Wholesalers pared back inventories in January Reduction may indicate anticipation of slowdown

Economy

March 12, 1998|By BLOOMBERG NEWS

WASHINGTON -- Inventories of goods at U.S. wholesalers fell in January for the first time in six months, an early sign businesses may be paring down their stocks in anticipation of declining demand later this year.

Wholesale inventories unexpectedly fell 0.5 percent, while sales rose 0.3 percent, Commerce Department figures yesterday showed.

A slowdown in inventory accumulation -- including those at retailers and factories -- is likely to hold down growth this year after a buildup in stocks gave a boost to the economy in 1997, said Bruce Steinberg, chief economist at Merrill Lynch & Co. in New York. At the wholesale level, U.S. exporters expect to have problems selling their goods in Asia and are working to keep their stocks in line.

"The shock of the Asian contraction, along with excess inventories, is leading to a sharp slowdown in 1998 growth," Steinberg said. The U.S. economy will expand by 2.4 percent this year, he said, below last year's 3.8 percent pace.

The full effects of the expected slowdown aren't likely to appear until later this year. For the current quarter, strong job creation and consumer spending are expected to keep growth at about 3 percent. For example, analysts expect tomorrow's report on February retail sales to show a 0.6 percent increase, the biggest in seven months.

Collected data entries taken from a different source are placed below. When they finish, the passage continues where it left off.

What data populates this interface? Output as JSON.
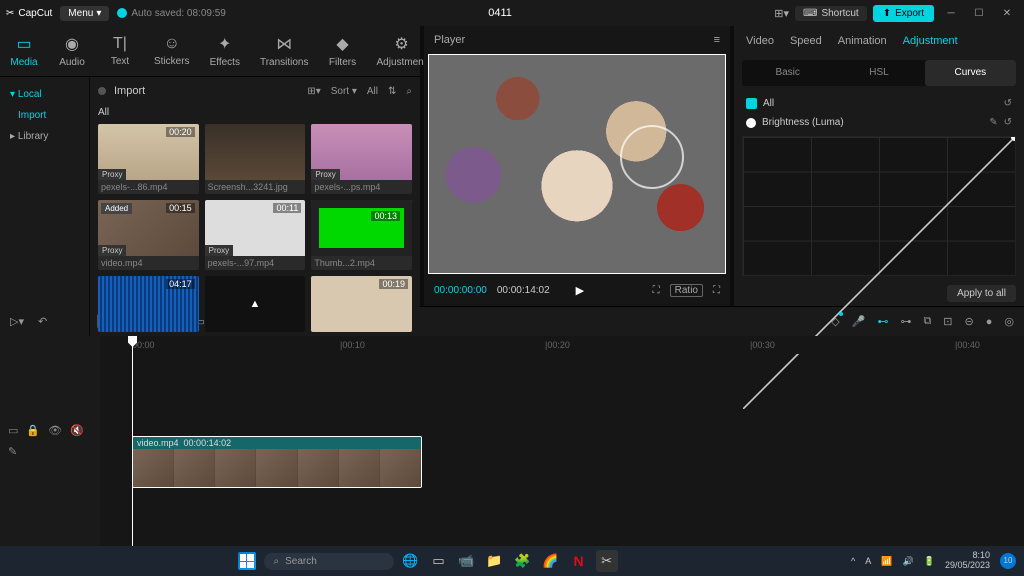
{
  "app": {
    "name": "CapCut",
    "menu": "Menu",
    "autosave": "Auto saved: 08:09:59",
    "title": "0411"
  },
  "titlebar": {
    "shortcut": "Shortcut",
    "export": "Export"
  },
  "tabs": [
    "Media",
    "Audio",
    "Text",
    "Stickers",
    "Effects",
    "Transitions",
    "Filters",
    "Adjustment"
  ],
  "sidebar": {
    "local": "Local",
    "import": "Import",
    "library": "Library"
  },
  "media": {
    "import": "Import",
    "sort": "Sort",
    "all": "All",
    "all_label": "All"
  },
  "thumbs": [
    {
      "dur": "00:20",
      "name": "pexels-...86.mp4",
      "proxy": true
    },
    {
      "dur": "",
      "name": "Screensh...3241.jpg",
      "proxy": false
    },
    {
      "dur": "",
      "name": "pexels-...ps.mp4",
      "proxy": true
    },
    {
      "dur": "00:15",
      "name": "video.mp4",
      "proxy": true,
      "badge": "Added"
    },
    {
      "dur": "00:11",
      "name": "pexels-...97.mp4",
      "proxy": true
    },
    {
      "dur": "00:13",
      "name": "Thumb...2.mp4",
      "proxy": false
    },
    {
      "dur": "04:17",
      "name": "",
      "proxy": false
    },
    {
      "dur": "",
      "name": "",
      "proxy": false
    },
    {
      "dur": "00:19",
      "name": "",
      "proxy": false
    }
  ],
  "player": {
    "label": "Player",
    "t1": "00:00:00:00",
    "t2": "00:00:14:02",
    "ratio": "Ratio"
  },
  "adjust": {
    "tabs": [
      "Video",
      "Speed",
      "Animation",
      "Adjustment"
    ],
    "sub": [
      "Basic",
      "HSL",
      "Curves"
    ],
    "all": "All",
    "brightness": "Brightness (Luma)",
    "apply": "Apply to all"
  },
  "ruler": [
    "00:00",
    "|00:10",
    "|00:20",
    "|00:30",
    "|00:40"
  ],
  "clip": {
    "name": "video.mp4",
    "dur": "00:00:14:02"
  },
  "taskbar": {
    "search": "Search",
    "time": "8:10",
    "date": "29/05/2023"
  }
}
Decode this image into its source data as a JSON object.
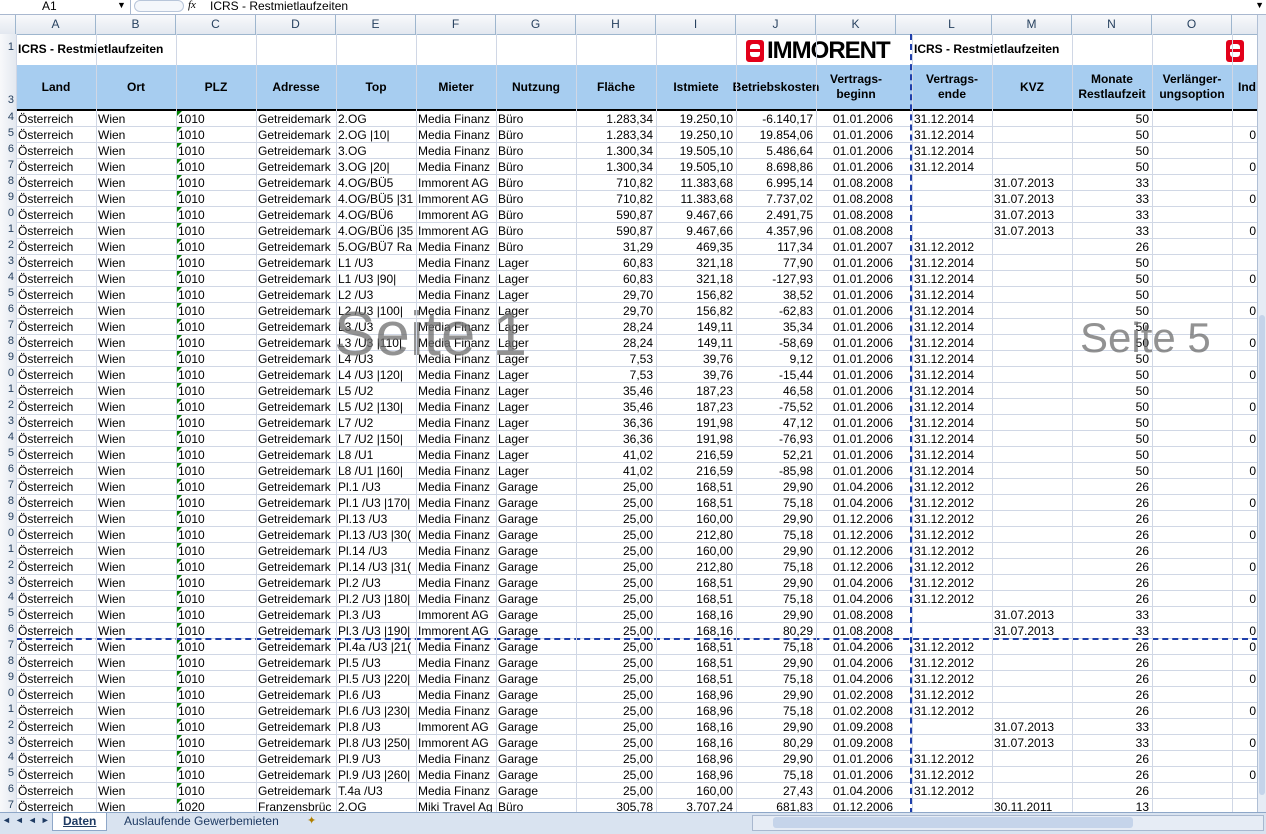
{
  "formula_bar": {
    "cell_ref": "A1",
    "fx": "fx",
    "content": "ICRS - Restmietlaufzeiten"
  },
  "columns": [
    "A",
    "B",
    "C",
    "D",
    "E",
    "F",
    "G",
    "H",
    "I",
    "J",
    "K",
    "L",
    "M",
    "N",
    "O"
  ],
  "row_numbers": [
    "1",
    "3",
    "4",
    "5",
    "6",
    "7",
    "8",
    "9",
    "0",
    "1",
    "2",
    "3",
    "4",
    "5",
    "6",
    "7",
    "8",
    "9",
    "0",
    "1",
    "2",
    "3",
    "4",
    "5",
    "6",
    "7",
    "8",
    "9",
    "0",
    "1",
    "2",
    "3",
    "4",
    "5",
    "6",
    "7",
    "8",
    "9",
    "0",
    "1",
    "2",
    "3",
    "4",
    "5",
    "6",
    "7"
  ],
  "title": "ICRS - Restmietlaufzeiten",
  "title2": "ICRS - Restmietlaufzeiten",
  "logo_text": "IMMORENT",
  "headers": {
    "land": "Land",
    "ort": "Ort",
    "plz": "PLZ",
    "adresse": "Adresse",
    "top": "Top",
    "mieter": "Mieter",
    "nutzung": "Nutzung",
    "flaeche": "Fläche",
    "istmiete": "Istmiete",
    "betriebskosten": "Betriebskosten",
    "vertragsbeginn": "Vertrags-\nbeginn",
    "vertragsende": "Vertrags-\nende",
    "kvz": "KVZ",
    "restlaufzeit": "Monate\nRestlaufzeit",
    "verlaengerung": "Verlänger-\nungsoption",
    "ind": "Ind"
  },
  "rows": [
    [
      "Österreich",
      "Wien",
      "1010",
      "Getreidemark",
      "2.OG",
      "Media Finanz",
      "Büro",
      "1.283,34",
      "19.250,10",
      "-6.140,17",
      "01.01.2006",
      "31.12.2014",
      "",
      "50",
      ""
    ],
    [
      "Österreich",
      "Wien",
      "1010",
      "Getreidemark",
      "2.OG |10|",
      "Media Finanz",
      "Büro",
      "1.283,34",
      "19.250,10",
      "19.854,06",
      "01.01.2006",
      "31.12.2014",
      "",
      "50",
      "0"
    ],
    [
      "Österreich",
      "Wien",
      "1010",
      "Getreidemark",
      "3.OG",
      "Media Finanz",
      "Büro",
      "1.300,34",
      "19.505,10",
      "5.486,64",
      "01.01.2006",
      "31.12.2014",
      "",
      "50",
      ""
    ],
    [
      "Österreich",
      "Wien",
      "1010",
      "Getreidemark",
      "3.OG |20|",
      "Media Finanz",
      "Büro",
      "1.300,34",
      "19.505,10",
      "8.698,86",
      "01.01.2006",
      "31.12.2014",
      "",
      "50",
      "0"
    ],
    [
      "Österreich",
      "Wien",
      "1010",
      "Getreidemark",
      "4.OG/BÜ5",
      "Immorent AG",
      "Büro",
      "710,82",
      "11.383,68",
      "6.995,14",
      "01.08.2008",
      "",
      "31.07.2013",
      "33",
      ""
    ],
    [
      "Österreich",
      "Wien",
      "1010",
      "Getreidemark",
      "4.OG/BÜ5 |31",
      "Immorent AG",
      "Büro",
      "710,82",
      "11.383,68",
      "7.737,02",
      "01.08.2008",
      "",
      "31.07.2013",
      "33",
      "0"
    ],
    [
      "Österreich",
      "Wien",
      "1010",
      "Getreidemark",
      "4.OG/BÜ6",
      "Immorent AG",
      "Büro",
      "590,87",
      "9.467,66",
      "2.491,75",
      "01.08.2008",
      "",
      "31.07.2013",
      "33",
      ""
    ],
    [
      "Österreich",
      "Wien",
      "1010",
      "Getreidemark",
      "4.OG/BÜ6 |35",
      "Immorent AG",
      "Büro",
      "590,87",
      "9.467,66",
      "4.357,96",
      "01.08.2008",
      "",
      "31.07.2013",
      "33",
      "0"
    ],
    [
      "Österreich",
      "Wien",
      "1010",
      "Getreidemark",
      "5.OG/BÜ7 Ra",
      "Media Finanz",
      "Büro",
      "31,29",
      "469,35",
      "117,34",
      "01.01.2007",
      "31.12.2012",
      "",
      "26",
      ""
    ],
    [
      "Österreich",
      "Wien",
      "1010",
      "Getreidemark",
      "L1 /U3",
      "Media Finanz",
      "Lager",
      "60,83",
      "321,18",
      "77,90",
      "01.01.2006",
      "31.12.2014",
      "",
      "50",
      ""
    ],
    [
      "Österreich",
      "Wien",
      "1010",
      "Getreidemark",
      "L1 /U3 |90|",
      "Media Finanz",
      "Lager",
      "60,83",
      "321,18",
      "-127,93",
      "01.01.2006",
      "31.12.2014",
      "",
      "50",
      "0"
    ],
    [
      "Österreich",
      "Wien",
      "1010",
      "Getreidemark",
      "L2 /U3",
      "Media Finanz",
      "Lager",
      "29,70",
      "156,82",
      "38,52",
      "01.01.2006",
      "31.12.2014",
      "",
      "50",
      ""
    ],
    [
      "Österreich",
      "Wien",
      "1010",
      "Getreidemark",
      "L2 /U3 |100|",
      "Media Finanz",
      "Lager",
      "29,70",
      "156,82",
      "-62,83",
      "01.01.2006",
      "31.12.2014",
      "",
      "50",
      "0"
    ],
    [
      "Österreich",
      "Wien",
      "1010",
      "Getreidemark",
      "L3 /U3",
      "Media Finanz",
      "Lager",
      "28,24",
      "149,11",
      "35,34",
      "01.01.2006",
      "31.12.2014",
      "",
      "50",
      ""
    ],
    [
      "Österreich",
      "Wien",
      "1010",
      "Getreidemark",
      "L3 /U3 |110|",
      "Media Finanz",
      "Lager",
      "28,24",
      "149,11",
      "-58,69",
      "01.01.2006",
      "31.12.2014",
      "",
      "50",
      "0"
    ],
    [
      "Österreich",
      "Wien",
      "1010",
      "Getreidemark",
      "L4 /U3",
      "Media Finanz",
      "Lager",
      "7,53",
      "39,76",
      "9,12",
      "01.01.2006",
      "31.12.2014",
      "",
      "50",
      ""
    ],
    [
      "Österreich",
      "Wien",
      "1010",
      "Getreidemark",
      "L4 /U3 |120|",
      "Media Finanz",
      "Lager",
      "7,53",
      "39,76",
      "-15,44",
      "01.01.2006",
      "31.12.2014",
      "",
      "50",
      "0"
    ],
    [
      "Österreich",
      "Wien",
      "1010",
      "Getreidemark",
      "L5 /U2",
      "Media Finanz",
      "Lager",
      "35,46",
      "187,23",
      "46,58",
      "01.01.2006",
      "31.12.2014",
      "",
      "50",
      ""
    ],
    [
      "Österreich",
      "Wien",
      "1010",
      "Getreidemark",
      "L5 /U2 |130|",
      "Media Finanz",
      "Lager",
      "35,46",
      "187,23",
      "-75,52",
      "01.01.2006",
      "31.12.2014",
      "",
      "50",
      "0"
    ],
    [
      "Österreich",
      "Wien",
      "1010",
      "Getreidemark",
      "L7 /U2",
      "Media Finanz",
      "Lager",
      "36,36",
      "191,98",
      "47,12",
      "01.01.2006",
      "31.12.2014",
      "",
      "50",
      ""
    ],
    [
      "Österreich",
      "Wien",
      "1010",
      "Getreidemark",
      "L7 /U2 |150|",
      "Media Finanz",
      "Lager",
      "36,36",
      "191,98",
      "-76,93",
      "01.01.2006",
      "31.12.2014",
      "",
      "50",
      "0"
    ],
    [
      "Österreich",
      "Wien",
      "1010",
      "Getreidemark",
      "L8 /U1",
      "Media Finanz",
      "Lager",
      "41,02",
      "216,59",
      "52,21",
      "01.01.2006",
      "31.12.2014",
      "",
      "50",
      ""
    ],
    [
      "Österreich",
      "Wien",
      "1010",
      "Getreidemark",
      "L8 /U1 |160|",
      "Media Finanz",
      "Lager",
      "41,02",
      "216,59",
      "-85,98",
      "01.01.2006",
      "31.12.2014",
      "",
      "50",
      "0"
    ],
    [
      "Österreich",
      "Wien",
      "1010",
      "Getreidemark",
      "Pl.1 /U3",
      "Media Finanz",
      "Garage",
      "25,00",
      "168,51",
      "29,90",
      "01.04.2006",
      "31.12.2012",
      "",
      "26",
      ""
    ],
    [
      "Österreich",
      "Wien",
      "1010",
      "Getreidemark",
      "Pl.1 /U3 |170|",
      "Media Finanz",
      "Garage",
      "25,00",
      "168,51",
      "75,18",
      "01.04.2006",
      "31.12.2012",
      "",
      "26",
      "0"
    ],
    [
      "Österreich",
      "Wien",
      "1010",
      "Getreidemark",
      "Pl.13 /U3",
      "Media Finanz",
      "Garage",
      "25,00",
      "160,00",
      "29,90",
      "01.12.2006",
      "31.12.2012",
      "",
      "26",
      ""
    ],
    [
      "Österreich",
      "Wien",
      "1010",
      "Getreidemark",
      "Pl.13 /U3 |30(",
      "Media Finanz",
      "Garage",
      "25,00",
      "212,80",
      "75,18",
      "01.12.2006",
      "31.12.2012",
      "",
      "26",
      "0"
    ],
    [
      "Österreich",
      "Wien",
      "1010",
      "Getreidemark",
      "Pl.14 /U3",
      "Media Finanz",
      "Garage",
      "25,00",
      "160,00",
      "29,90",
      "01.12.2006",
      "31.12.2012",
      "",
      "26",
      ""
    ],
    [
      "Österreich",
      "Wien",
      "1010",
      "Getreidemark",
      "Pl.14 /U3 |31(",
      "Media Finanz",
      "Garage",
      "25,00",
      "212,80",
      "75,18",
      "01.12.2006",
      "31.12.2012",
      "",
      "26",
      "0"
    ],
    [
      "Österreich",
      "Wien",
      "1010",
      "Getreidemark",
      "Pl.2 /U3",
      "Media Finanz",
      "Garage",
      "25,00",
      "168,51",
      "29,90",
      "01.04.2006",
      "31.12.2012",
      "",
      "26",
      ""
    ],
    [
      "Österreich",
      "Wien",
      "1010",
      "Getreidemark",
      "Pl.2 /U3 |180|",
      "Media Finanz",
      "Garage",
      "25,00",
      "168,51",
      "75,18",
      "01.04.2006",
      "31.12.2012",
      "",
      "26",
      "0"
    ],
    [
      "Österreich",
      "Wien",
      "1010",
      "Getreidemark",
      "Pl.3 /U3",
      "Immorent AG",
      "Garage",
      "25,00",
      "168,16",
      "29,90",
      "01.08.2008",
      "",
      "31.07.2013",
      "33",
      ""
    ],
    [
      "Österreich",
      "Wien",
      "1010",
      "Getreidemark",
      "Pl.3 /U3 |190|",
      "Immorent AG",
      "Garage",
      "25,00",
      "168,16",
      "80,29",
      "01.08.2008",
      "",
      "31.07.2013",
      "33",
      "0"
    ],
    [
      "Österreich",
      "Wien",
      "1010",
      "Getreidemark",
      "Pl.4a /U3 |21(",
      "Media Finanz",
      "Garage",
      "25,00",
      "168,51",
      "75,18",
      "01.04.2006",
      "31.12.2012",
      "",
      "26",
      "0"
    ],
    [
      "Österreich",
      "Wien",
      "1010",
      "Getreidemark",
      "Pl.5 /U3",
      "Media Finanz",
      "Garage",
      "25,00",
      "168,51",
      "29,90",
      "01.04.2006",
      "31.12.2012",
      "",
      "26",
      ""
    ],
    [
      "Österreich",
      "Wien",
      "1010",
      "Getreidemark",
      "Pl.5 /U3 |220|",
      "Media Finanz",
      "Garage",
      "25,00",
      "168,51",
      "75,18",
      "01.04.2006",
      "31.12.2012",
      "",
      "26",
      "0"
    ],
    [
      "Österreich",
      "Wien",
      "1010",
      "Getreidemark",
      "Pl.6 /U3",
      "Media Finanz",
      "Garage",
      "25,00",
      "168,96",
      "29,90",
      "01.02.2008",
      "31.12.2012",
      "",
      "26",
      ""
    ],
    [
      "Österreich",
      "Wien",
      "1010",
      "Getreidemark",
      "Pl.6 /U3 |230|",
      "Media Finanz",
      "Garage",
      "25,00",
      "168,96",
      "75,18",
      "01.02.2008",
      "31.12.2012",
      "",
      "26",
      "0"
    ],
    [
      "Österreich",
      "Wien",
      "1010",
      "Getreidemark",
      "Pl.8 /U3",
      "Immorent AG",
      "Garage",
      "25,00",
      "168,16",
      "29,90",
      "01.09.2008",
      "",
      "31.07.2013",
      "33",
      ""
    ],
    [
      "Österreich",
      "Wien",
      "1010",
      "Getreidemark",
      "Pl.8 /U3 |250|",
      "Immorent AG",
      "Garage",
      "25,00",
      "168,16",
      "80,29",
      "01.09.2008",
      "",
      "31.07.2013",
      "33",
      "0"
    ],
    [
      "Österreich",
      "Wien",
      "1010",
      "Getreidemark",
      "Pl.9 /U3",
      "Media Finanz",
      "Garage",
      "25,00",
      "168,96",
      "29,90",
      "01.01.2006",
      "31.12.2012",
      "",
      "26",
      ""
    ],
    [
      "Österreich",
      "Wien",
      "1010",
      "Getreidemark",
      "Pl.9 /U3 |260|",
      "Media Finanz",
      "Garage",
      "25,00",
      "168,96",
      "75,18",
      "01.01.2006",
      "31.12.2012",
      "",
      "26",
      "0"
    ],
    [
      "Österreich",
      "Wien",
      "1010",
      "Getreidemark",
      "T.4a /U3",
      "Media Finanz",
      "Garage",
      "25,00",
      "160,00",
      "27,43",
      "01.04.2006",
      "31.12.2012",
      "",
      "26",
      ""
    ],
    [
      "Österreich",
      "Wien",
      "1020",
      "Franzensbrüc",
      "2.OG",
      "Miki Travel Ag",
      "Büro",
      "305,78",
      "3.707,24",
      "681,83",
      "01.12.2006",
      "",
      "30.11.2011",
      "13",
      ""
    ]
  ],
  "watermarks": {
    "page1": "Seite 1",
    "page5": "Seite 5"
  },
  "sheet_tabs": [
    "Daten",
    "Auslaufende Gewerbemieten"
  ],
  "active_tab": "Daten",
  "colors": {
    "header_fill": "#a7cdf0",
    "page_break": "#1f3faa",
    "logo_red": "#e2001a"
  }
}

Still, investors are counting on slower growth to hold inflation in check, and keep Federal Reserve policy-makers from changing the overnight bank lending rate.

Wholesale inventories make up about a third of total U.S. stocks on hand, with retail and factory stocks accounting for the rest. Tomorrow, the Commerce Department will release a more complete report on total inventories for January.

In the wholesale report, the inventories-to-sales ratio, which measures the time goods sit at wholesalers, fell to 1.27 months during January from 1.28 months in December. The ratio is still above last year's low of 1.22 months, reached in February 1997. And analysts said if the ratio grows in the coming months, that would mean wholesalers may have to reduce their stocks.

January's decline in wholesale inventories followed a string of five monthly increases in wholesale inventories, a buildup that could pose problems down the road if demand drops.

If inventories and the inventory-to-sales start rising again, "wholesalers will have to do [more] to bring it under control later this year," said Christopher Low, an economist at HSBC Securities Inc. in New York.

Among major industries in the wholesale report, inventories of big-ticket or durable goods, increased 0.3 percent after rising 1.2 percent in December.